Türkiye’de tarım sektörünün başlıca iki sorunu vardır.Bunlar verimlilik ve tarımla uğraşan kesimin genel nüfusa oranıdır.Bugün ki haliyle yapılan desteklemede bu sorunları tetikleyen en önemli faktördür.Rakamlar üzerinden konuşursak 1988 yılında tarım Türkiye’de üretimin %17,9’unu istihdamın ise %46,5’i kapsıyor on yıl sonra ise üretimdeki pay %15 istihdamdaki pay ise %42,3 olarak değişmiş 2000 yılında ise tarım sektörünün GSMH içindeki payı %16 2003 yılında %12,2004 yılında ise %10 dolaylarındadır.Karşılaştırma bakımından bazı ülkelerdeki oranlar şöyledir.(2001 yılı baz alınarak)ABD’de tarım nüfusunun toplam nüfusa oranı %2,4 GSMH’da tarımın payı %1,7,istihdamda tarımın payı %2,1,Avrupa birliği ülkelerinde tarım nüfusunun toplam nüfusa oranı %4,9 GSMH’da tarımın payı %1,9’,İstihdamda tarımın payı 4,1dir. 1988 yılında tarım nüfusu 22 milyon iken 2001 yılında 20,3 milyona inmiştir.Yani sizin bahsettiğiniz kadar hızlı bir düşüş yok.Zaten olması da teknik olarak imkansızdır.
Verimliliğe gelince rakamlar daha çarpıcı
Tütünden başlarsak tütün üretiminde dünyada 5.sıradayız ama üretimdeki payı 2.5’tir.Dünya sebze üretiminde 4.sıradayız ancak üretimdeki payımız %2,7’dir.
Buğday da verimlilikte dünya 69’uncusuyuz destekleme alımı yaptığımız şeker pancarın da verimlilikte dünya 25’incisiyiz.
Tarımsal Verimlilik(1998-2000/Dünya bankası verileri)
Ülkeler Hububat verimi (kg/da) Tarım sektöründe Çalışanların katma değeri (Kişi/$)
Türkiye 229 1,858
Danimarka 612 52,809
Japonya 597 30,620
Arjantin 345 9,983
Macaristan 450 4,860
Özbekistan 259 1,621
Türkiye için acıklı bir durum .Demek ki hamasetle bu sorunlar çözülmüyor.
Buradaki rakamlar çok kabaca ülkemizin tarımsal yapısını analiz ediyor aslında düşük verimlilik ve düşük gelir ne yazık ki.
Sorun sistemin sorunudur,bu sorun giderilmedikçe geçmişte mercimekte yaşanılanlar,bugün fındıkta yaşanır,gelecekte başka bir üründe bugüne kadar yapılan yanlış desteklemelerin bizi getirdiği nokta burasıdır artık bu yanlışta ısrar etmenin anlamı da yoktur.
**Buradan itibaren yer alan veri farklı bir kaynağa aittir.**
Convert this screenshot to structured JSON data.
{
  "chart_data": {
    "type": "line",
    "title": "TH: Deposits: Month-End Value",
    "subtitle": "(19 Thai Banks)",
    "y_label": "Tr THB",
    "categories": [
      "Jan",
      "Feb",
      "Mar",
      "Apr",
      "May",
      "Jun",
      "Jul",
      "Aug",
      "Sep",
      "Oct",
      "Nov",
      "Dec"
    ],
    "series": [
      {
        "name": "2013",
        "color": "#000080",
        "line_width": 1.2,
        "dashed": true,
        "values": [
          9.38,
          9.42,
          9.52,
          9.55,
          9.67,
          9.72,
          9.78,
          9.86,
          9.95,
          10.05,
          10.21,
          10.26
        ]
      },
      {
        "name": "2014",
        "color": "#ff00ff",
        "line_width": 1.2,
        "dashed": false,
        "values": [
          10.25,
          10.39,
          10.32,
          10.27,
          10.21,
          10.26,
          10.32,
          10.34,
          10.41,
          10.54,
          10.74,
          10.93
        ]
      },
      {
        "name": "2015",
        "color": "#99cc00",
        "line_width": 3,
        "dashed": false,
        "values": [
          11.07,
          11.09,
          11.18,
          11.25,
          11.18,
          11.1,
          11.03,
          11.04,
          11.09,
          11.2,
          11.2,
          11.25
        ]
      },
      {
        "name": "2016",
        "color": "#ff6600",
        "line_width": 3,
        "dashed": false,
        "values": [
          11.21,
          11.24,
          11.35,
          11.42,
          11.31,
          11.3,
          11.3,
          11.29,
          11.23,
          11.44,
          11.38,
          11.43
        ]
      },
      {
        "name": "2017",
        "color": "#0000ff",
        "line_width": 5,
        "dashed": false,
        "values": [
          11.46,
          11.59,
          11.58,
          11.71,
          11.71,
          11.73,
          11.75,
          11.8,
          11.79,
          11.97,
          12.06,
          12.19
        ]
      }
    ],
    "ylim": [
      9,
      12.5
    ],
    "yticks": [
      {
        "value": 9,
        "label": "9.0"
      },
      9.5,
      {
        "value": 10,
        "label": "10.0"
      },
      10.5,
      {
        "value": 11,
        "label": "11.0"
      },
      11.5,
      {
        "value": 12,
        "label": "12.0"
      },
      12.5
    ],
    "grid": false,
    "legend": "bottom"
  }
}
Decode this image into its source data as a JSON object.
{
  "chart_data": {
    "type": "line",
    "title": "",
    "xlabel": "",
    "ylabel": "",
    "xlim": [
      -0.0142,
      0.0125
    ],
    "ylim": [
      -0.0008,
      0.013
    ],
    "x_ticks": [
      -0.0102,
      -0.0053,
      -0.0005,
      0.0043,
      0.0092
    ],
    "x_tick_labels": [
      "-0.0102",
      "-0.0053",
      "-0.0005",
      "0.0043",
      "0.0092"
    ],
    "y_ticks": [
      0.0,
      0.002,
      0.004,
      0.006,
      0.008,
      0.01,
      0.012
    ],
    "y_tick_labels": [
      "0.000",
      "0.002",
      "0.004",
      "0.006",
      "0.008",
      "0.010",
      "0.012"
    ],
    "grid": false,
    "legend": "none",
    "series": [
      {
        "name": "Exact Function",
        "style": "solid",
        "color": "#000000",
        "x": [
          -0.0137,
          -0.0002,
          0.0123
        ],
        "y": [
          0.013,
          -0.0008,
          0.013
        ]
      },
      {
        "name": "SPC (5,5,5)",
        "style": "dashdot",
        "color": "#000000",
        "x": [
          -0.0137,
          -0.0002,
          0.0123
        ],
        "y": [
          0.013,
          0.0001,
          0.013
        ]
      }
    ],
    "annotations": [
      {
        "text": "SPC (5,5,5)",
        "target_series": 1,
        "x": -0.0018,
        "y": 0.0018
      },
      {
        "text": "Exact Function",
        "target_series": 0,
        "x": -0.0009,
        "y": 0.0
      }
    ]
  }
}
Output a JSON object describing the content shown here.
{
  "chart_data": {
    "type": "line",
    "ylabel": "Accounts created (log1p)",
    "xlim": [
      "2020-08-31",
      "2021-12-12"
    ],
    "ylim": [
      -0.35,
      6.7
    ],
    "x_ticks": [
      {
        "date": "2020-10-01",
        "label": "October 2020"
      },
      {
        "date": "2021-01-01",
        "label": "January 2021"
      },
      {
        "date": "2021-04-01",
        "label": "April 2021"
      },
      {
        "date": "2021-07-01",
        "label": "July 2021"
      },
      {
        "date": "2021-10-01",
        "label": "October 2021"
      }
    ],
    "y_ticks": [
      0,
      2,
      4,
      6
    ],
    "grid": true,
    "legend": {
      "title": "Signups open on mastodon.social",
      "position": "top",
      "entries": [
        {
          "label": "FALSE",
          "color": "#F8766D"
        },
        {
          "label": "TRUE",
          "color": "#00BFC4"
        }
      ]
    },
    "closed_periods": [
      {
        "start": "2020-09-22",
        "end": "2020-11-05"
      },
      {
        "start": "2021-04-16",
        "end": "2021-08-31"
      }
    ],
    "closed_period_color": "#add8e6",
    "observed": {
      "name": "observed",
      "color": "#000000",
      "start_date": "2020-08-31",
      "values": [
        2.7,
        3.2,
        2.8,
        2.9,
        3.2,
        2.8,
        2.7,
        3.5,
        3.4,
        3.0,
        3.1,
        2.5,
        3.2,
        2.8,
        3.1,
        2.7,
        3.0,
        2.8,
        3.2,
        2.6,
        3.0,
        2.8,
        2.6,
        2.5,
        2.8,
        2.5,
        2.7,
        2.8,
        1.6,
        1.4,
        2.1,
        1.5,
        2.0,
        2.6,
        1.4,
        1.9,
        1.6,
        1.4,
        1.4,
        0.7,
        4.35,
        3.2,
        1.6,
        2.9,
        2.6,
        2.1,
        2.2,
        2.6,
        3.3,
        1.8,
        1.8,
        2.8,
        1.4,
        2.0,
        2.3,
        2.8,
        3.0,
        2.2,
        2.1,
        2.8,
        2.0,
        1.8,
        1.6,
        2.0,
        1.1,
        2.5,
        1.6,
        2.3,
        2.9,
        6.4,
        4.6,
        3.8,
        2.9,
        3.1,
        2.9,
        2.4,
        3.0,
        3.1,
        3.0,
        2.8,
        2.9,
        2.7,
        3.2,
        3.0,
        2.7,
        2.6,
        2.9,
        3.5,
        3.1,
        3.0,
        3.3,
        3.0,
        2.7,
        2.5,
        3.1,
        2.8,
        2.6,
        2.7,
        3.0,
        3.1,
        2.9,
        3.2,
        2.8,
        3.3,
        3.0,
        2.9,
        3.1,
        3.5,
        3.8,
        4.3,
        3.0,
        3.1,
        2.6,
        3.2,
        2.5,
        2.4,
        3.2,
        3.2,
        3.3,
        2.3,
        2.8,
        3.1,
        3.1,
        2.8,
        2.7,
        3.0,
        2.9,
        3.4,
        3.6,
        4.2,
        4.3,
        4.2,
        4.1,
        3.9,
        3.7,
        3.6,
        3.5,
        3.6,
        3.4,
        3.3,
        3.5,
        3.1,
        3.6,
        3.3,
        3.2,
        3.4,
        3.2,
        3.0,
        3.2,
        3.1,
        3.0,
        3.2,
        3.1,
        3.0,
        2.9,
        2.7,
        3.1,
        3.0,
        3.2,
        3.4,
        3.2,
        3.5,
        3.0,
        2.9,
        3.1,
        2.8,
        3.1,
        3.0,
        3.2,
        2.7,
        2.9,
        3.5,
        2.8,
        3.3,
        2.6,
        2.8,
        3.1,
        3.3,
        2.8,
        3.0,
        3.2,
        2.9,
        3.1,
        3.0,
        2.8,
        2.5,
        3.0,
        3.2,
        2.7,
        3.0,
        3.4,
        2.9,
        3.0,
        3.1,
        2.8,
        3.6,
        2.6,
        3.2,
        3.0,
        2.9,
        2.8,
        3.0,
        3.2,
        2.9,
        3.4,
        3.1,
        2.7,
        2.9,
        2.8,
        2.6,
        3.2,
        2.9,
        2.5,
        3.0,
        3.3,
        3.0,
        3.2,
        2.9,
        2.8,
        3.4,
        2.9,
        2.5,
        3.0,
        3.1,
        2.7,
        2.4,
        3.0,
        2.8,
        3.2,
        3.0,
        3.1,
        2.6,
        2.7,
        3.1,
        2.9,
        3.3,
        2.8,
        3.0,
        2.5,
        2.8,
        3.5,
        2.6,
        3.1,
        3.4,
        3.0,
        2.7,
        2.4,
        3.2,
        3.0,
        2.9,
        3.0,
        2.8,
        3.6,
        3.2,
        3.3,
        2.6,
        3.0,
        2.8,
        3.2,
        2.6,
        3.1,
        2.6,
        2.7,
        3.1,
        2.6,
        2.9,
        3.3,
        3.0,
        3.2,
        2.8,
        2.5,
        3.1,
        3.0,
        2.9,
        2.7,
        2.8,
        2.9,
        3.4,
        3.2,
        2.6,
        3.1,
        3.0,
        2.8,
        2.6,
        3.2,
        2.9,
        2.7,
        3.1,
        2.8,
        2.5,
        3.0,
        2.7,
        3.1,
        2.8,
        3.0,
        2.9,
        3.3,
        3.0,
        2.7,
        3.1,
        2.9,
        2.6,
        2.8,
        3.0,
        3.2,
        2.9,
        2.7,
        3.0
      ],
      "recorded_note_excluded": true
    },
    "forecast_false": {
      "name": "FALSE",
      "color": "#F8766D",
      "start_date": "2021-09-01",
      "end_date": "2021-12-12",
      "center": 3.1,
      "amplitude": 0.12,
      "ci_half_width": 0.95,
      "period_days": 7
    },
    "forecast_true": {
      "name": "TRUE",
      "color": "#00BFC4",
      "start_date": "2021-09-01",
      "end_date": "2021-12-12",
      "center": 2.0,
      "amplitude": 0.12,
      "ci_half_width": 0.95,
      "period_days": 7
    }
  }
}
Yapılması gerekenler bence;
Devlet doğrudan gelir desteğine devam etmelidir,çiftçi ektiği kadar alanın parasını nakit olarak almalıdır.
Mal alımı şeklindeki uygulamadan vazgeçilmelidir bu zaten tembel olan çiftçiyi daha da tembelleştirmektedir.
Ürünleri saklayacak depolar yapılmasına destek verilmeli ürünlerin mevsiminden sonra satılmasına olanak sağlanmalı
Alternatif ürünlere yönlendirilmeli bu arada oluşacak üretim kaybı karşılanmalıdır.
Çiftçi dış dünya ile rekabet edebilecek düzeye getirilmelidir,verim mutlaka yükseltilmelidir.
Son Söz

evir balığı değil oltayı ele alma devridir.